As members of the band Guerilla Fanfare blasted and blared a brassy warm-up, and then jimmied themselves into the intimate flotilla of pedicabs to begin their New Orleans-style procession, Kacena played the gentle, genial impresario. Standing in the middle of the street, he didn’t exactly do a jig, but it was close. “Wouldn’t it be great if the symphony orchestra did this?” he said through his mask to no one in particular.
The neighborhood’s residents did what was hoped for, even with drizzle turning to downpour. They stopped in their tracks on the sidewalk. They came to their porches. They hung out on apartment decks. A group of dudes outside a pizza joint greeted the pedicab brigade with enthusiastic bellows when it arrived at Coffee at the Point.
“I was beginning to whoop and holler” as the procession neared the landmark intersection,” Kacena recalled. “And then I heard this echo.” He panned his camera upward. “There were people on all of these decks.” When the caravan turned onto a tree-lined side street, kids followed for a block or two on bikes.
“My favorite takeaway from that night was just people’s expressions,” said Astle. “So many families came out on their porches. I have this one visual of this family, the mom and her two kids, and they were just plastered to the window.”
The traveling event serves artists’ need to be in front of audiences as much as it does the hankerings by arts lovers to see art and live performance. “The band told me that was their first gig since February,” said Astle. Even the pedicab drivers — so ubiquitous around the 16th Street Mall, Coors Field and the Pepsi Center in a year not called 2020 — thanked her “for giving them some kind of project to work on,” she said.
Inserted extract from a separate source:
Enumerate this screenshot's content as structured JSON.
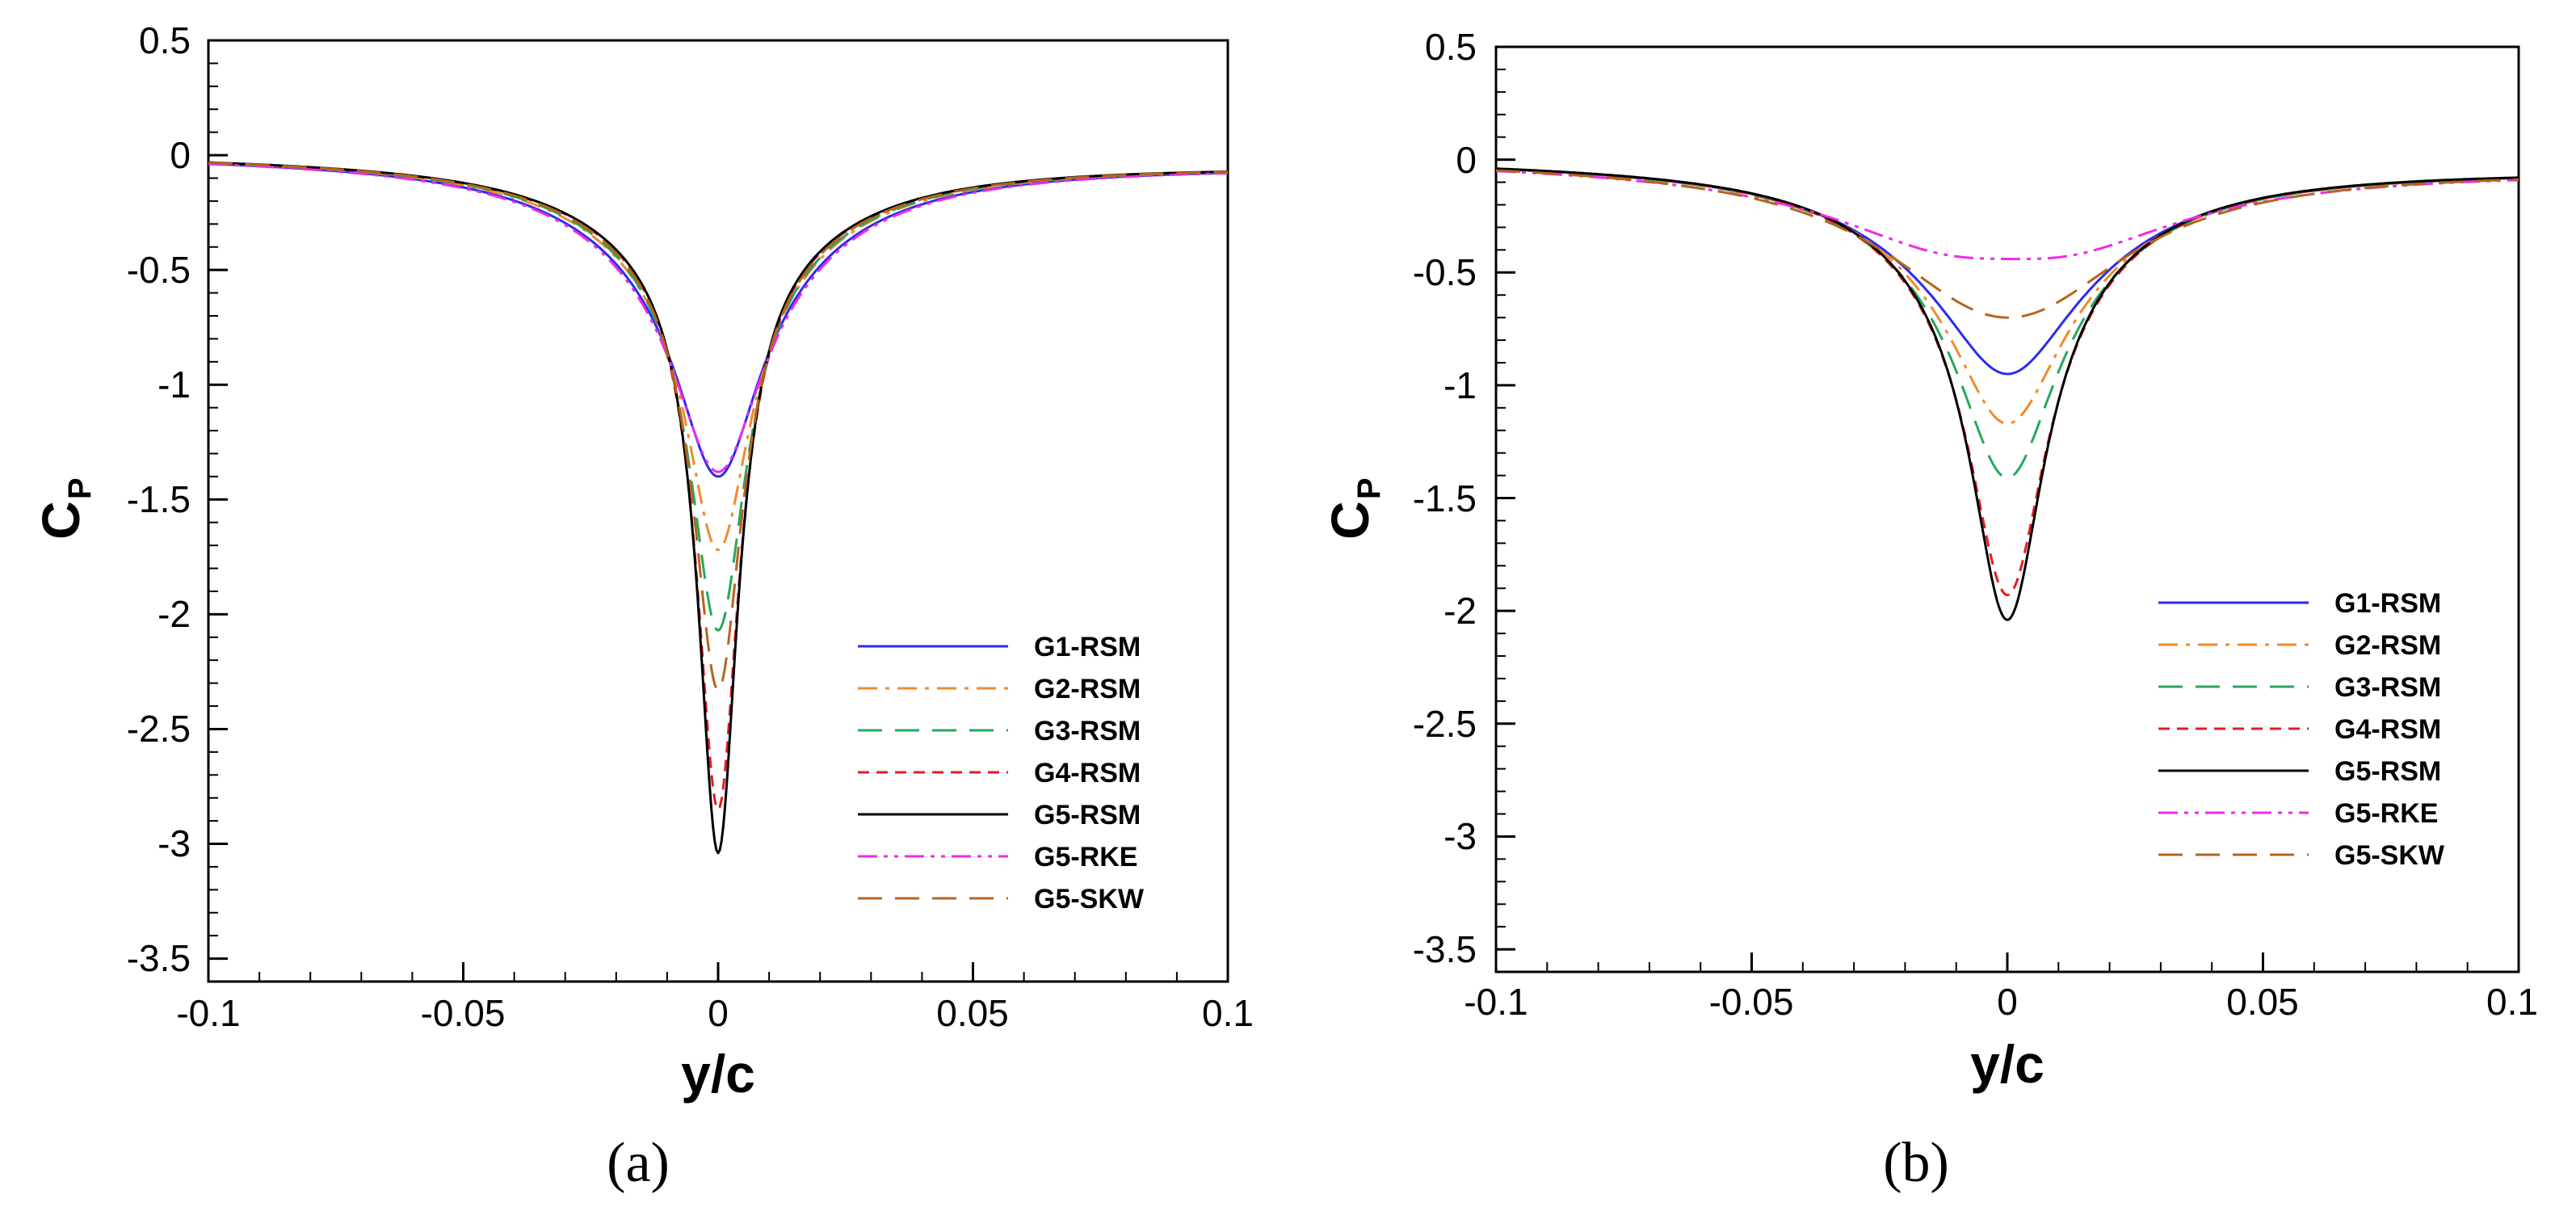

The next performance, on Thursday, holds the promise of another heartening meeting between artists and audiences — in-the-know, spontaneously created and at a safe remove. “We plan on sharing some of the street dances in Brasil that stem from oppression to freedom,” Samba Colorado founder and artistic director Kebrina Josefina De Jesús wrote in an email.
She gets the #ArtFindsUs vibe of taking it to the streets. “For us, dance is resistance,” she wrote. “We use our dance as social justice to share Black Brasilian stories, culture and dance. We believe that dance can heal and transform the Spirit.”